Je suis moi aussi défavorable à ces amendements.
Madame la ministre Batho, je crois que si nos pensées n'arrivent pas à se rejoindre, c'est parce que vous raisonnez à partir des débouchés de la filière – vous dites en substance que, les pertes étant peu importantes, on ne manquera pas de sucre. Ce que je vous demande, c'est de vous mettre à la place d'un agriculteur : que feriez-vous à la place d'un agriculteur ? Aujourd'hui, notre droit ne nous permet pas d'imposer à un agriculteur de semer de la betterave – et je crois que c'est une très bonne chose. Or la monoculture betteravière, qui existait il y a encore vingtaine d'années, a disparu : les agriculteurs qui cultivent de la betterave n'y consacrent que 15 à 20 % de leur exploitation. Ils ont donc la liberté du choix. Ce n'est pas du libéralisme : c'est la liberté de choisir ce qu'ils veulent planter.

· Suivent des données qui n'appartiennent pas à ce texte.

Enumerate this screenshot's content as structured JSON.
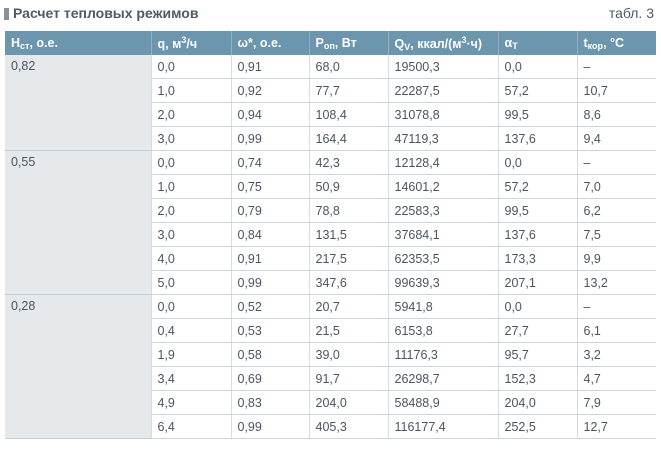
{
  "header": {
    "title": "Расчет тепловых режимов",
    "table_number": "табл. 3"
  },
  "columns": [
    {
      "main": "H",
      "sub": "ст",
      "rest": ", о.е."
    },
    {
      "main": "q, м",
      "sup": "3",
      "rest": "/ч"
    },
    {
      "main": "ω*, о.е."
    },
    {
      "main": "P",
      "sub": "оп",
      "rest": ", Вт"
    },
    {
      "main": "Q",
      "sub": "V",
      "rest": ", ккал/(м",
      "sup": "3",
      "rest2": "·ч)"
    },
    {
      "main": "α",
      "sub": "T"
    },
    {
      "main": "t",
      "sub": "кор",
      "rest": ", °C"
    }
  ],
  "groups": [
    {
      "h": "0,82",
      "rows": [
        [
          "0,0",
          "0,91",
          "68,0",
          "19500,3",
          "0,0",
          "–"
        ],
        [
          "1,0",
          "0,92",
          "77,7",
          "22287,5",
          "57,2",
          "10,7"
        ],
        [
          "2,0",
          "0,94",
          "108,4",
          "31078,8",
          "99,5",
          "8,6"
        ],
        [
          "3,0",
          "0,99",
          "164,4",
          "47119,3",
          "137,6",
          "9,4"
        ]
      ]
    },
    {
      "h": "0,55",
      "rows": [
        [
          "0,0",
          "0,74",
          "42,3",
          "12128,4",
          "0,0",
          "–"
        ],
        [
          "1,0",
          "0,75",
          "50,9",
          "14601,2",
          "57,2",
          "7,0"
        ],
        [
          "2,0",
          "0,79",
          "78,8",
          "22583,3",
          "99,5",
          "6,2"
        ],
        [
          "3,0",
          "0,84",
          "131,5",
          "37684,1",
          "137,6",
          "7,5"
        ],
        [
          "4,0",
          "0,91",
          "217,5",
          "62353,5",
          "173,3",
          "9,9"
        ],
        [
          "5,0",
          "0,99",
          "347,6",
          "99639,3",
          "207,1",
          "13,2"
        ]
      ]
    },
    {
      "h": "0,28",
      "rows": [
        [
          "0,0",
          "0,52",
          "20,7",
          "5941,8",
          "0,0",
          "–"
        ],
        [
          "0,4",
          "0,53",
          "21,5",
          "6153,8",
          "27,7",
          "6,1"
        ],
        [
          "1,9",
          "0,58",
          "39,0",
          "11176,3",
          "95,7",
          "3,2"
        ],
        [
          "3,4",
          "0,69",
          "91,7",
          "26298,7",
          "152,3",
          "4,7"
        ],
        [
          "4,9",
          "0,83",
          "204,0",
          "58488,9",
          "204,0",
          "7,9"
        ],
        [
          "6,4",
          "0,99",
          "405,3",
          "116177,4",
          "252,5",
          "12,7"
        ]
      ]
    }
  ],
  "colors": {
    "header_bg": "#6b96ae",
    "group_bg": "#e6e9ec",
    "text": "#4a5560"
  }
}
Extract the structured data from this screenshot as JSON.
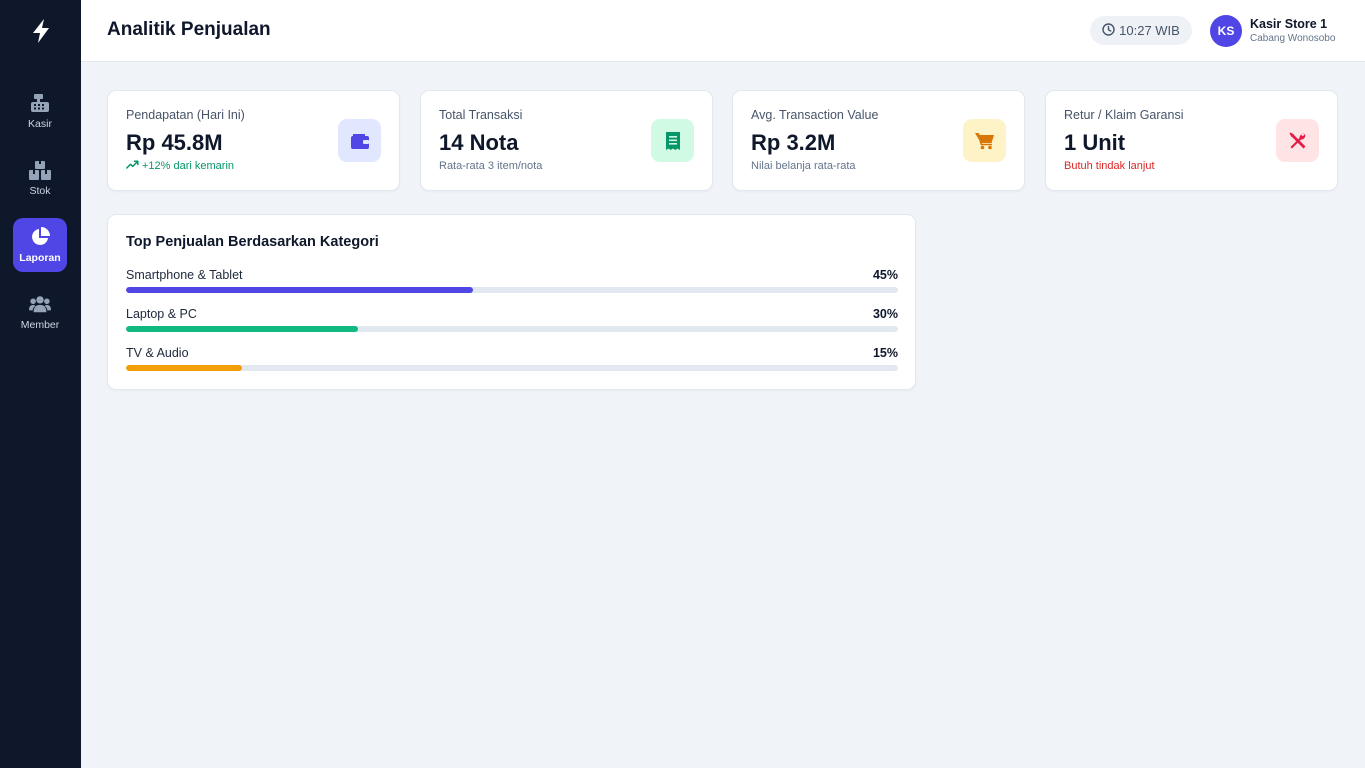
{
  "header": {
    "title": "Analitik Penjualan",
    "clock": "10:27 WIB",
    "user": {
      "initials": "KS",
      "name": "Kasir Store 1",
      "branch": "Cabang Wonosobo"
    }
  },
  "sidebar": {
    "logo_icon": "bolt-icon",
    "items": [
      {
        "label": "Kasir",
        "icon": "cash-register-icon",
        "active": false
      },
      {
        "label": "Stok",
        "icon": "boxes-icon",
        "active": false
      },
      {
        "label": "Laporan",
        "icon": "pie-chart-icon",
        "active": true
      },
      {
        "label": "Member",
        "icon": "users-icon",
        "active": false
      }
    ]
  },
  "stats": [
    {
      "label": "Pendapatan (Hari Ini)",
      "value": "Rp 45.8M",
      "sub": "+12% dari kemarin",
      "sub_tone": "up",
      "icon": "wallet-icon",
      "icon_color": "#4f46e5",
      "icon_bg": "#e0e7ff"
    },
    {
      "label": "Total Transaksi",
      "value": "14 Nota",
      "sub": "Rata-rata 3 item/nota",
      "sub_tone": "neutral",
      "icon": "receipt-icon",
      "icon_color": "#059669",
      "icon_bg": "#d1fae5"
    },
    {
      "label": "Avg. Transaction Value",
      "value": "Rp 3.2M",
      "sub": "Nilai belanja rata-rata",
      "sub_tone": "neutral",
      "icon": "cart-icon",
      "icon_color": "#d97706",
      "icon_bg": "#fef3c7"
    },
    {
      "label": "Retur / Klaim Garansi",
      "value": "1 Unit",
      "sub": "Butuh tindak lanjut",
      "sub_tone": "warn",
      "icon": "tools-icon",
      "icon_color": "#e11d48",
      "icon_bg": "#ffe4e6"
    }
  ],
  "top_categories": {
    "title": "Top Penjualan Berdasarkan Kategori",
    "items": [
      {
        "name": "Smartphone & Tablet",
        "percent_label": "45%",
        "percent": 45,
        "color": "#4f46e5"
      },
      {
        "name": "Laptop & PC",
        "percent_label": "30%",
        "percent": 30,
        "color": "#10b981"
      },
      {
        "name": "TV & Audio",
        "percent_label": "15%",
        "percent": 15,
        "color": "#f59e0b"
      }
    ]
  }
}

Or nous devons nous assurer que les agriculteurs vont bien planter de la betterave cette année car s'ils ne le font pas, ce sont nos sucreries qui fermeront l'année prochaine, et vous pourrez dire adieu à toute la filière de la betterave. Je vous le répète : mettez-vous à la place d'un agriculteur, au lieu de multiplier les injonctions.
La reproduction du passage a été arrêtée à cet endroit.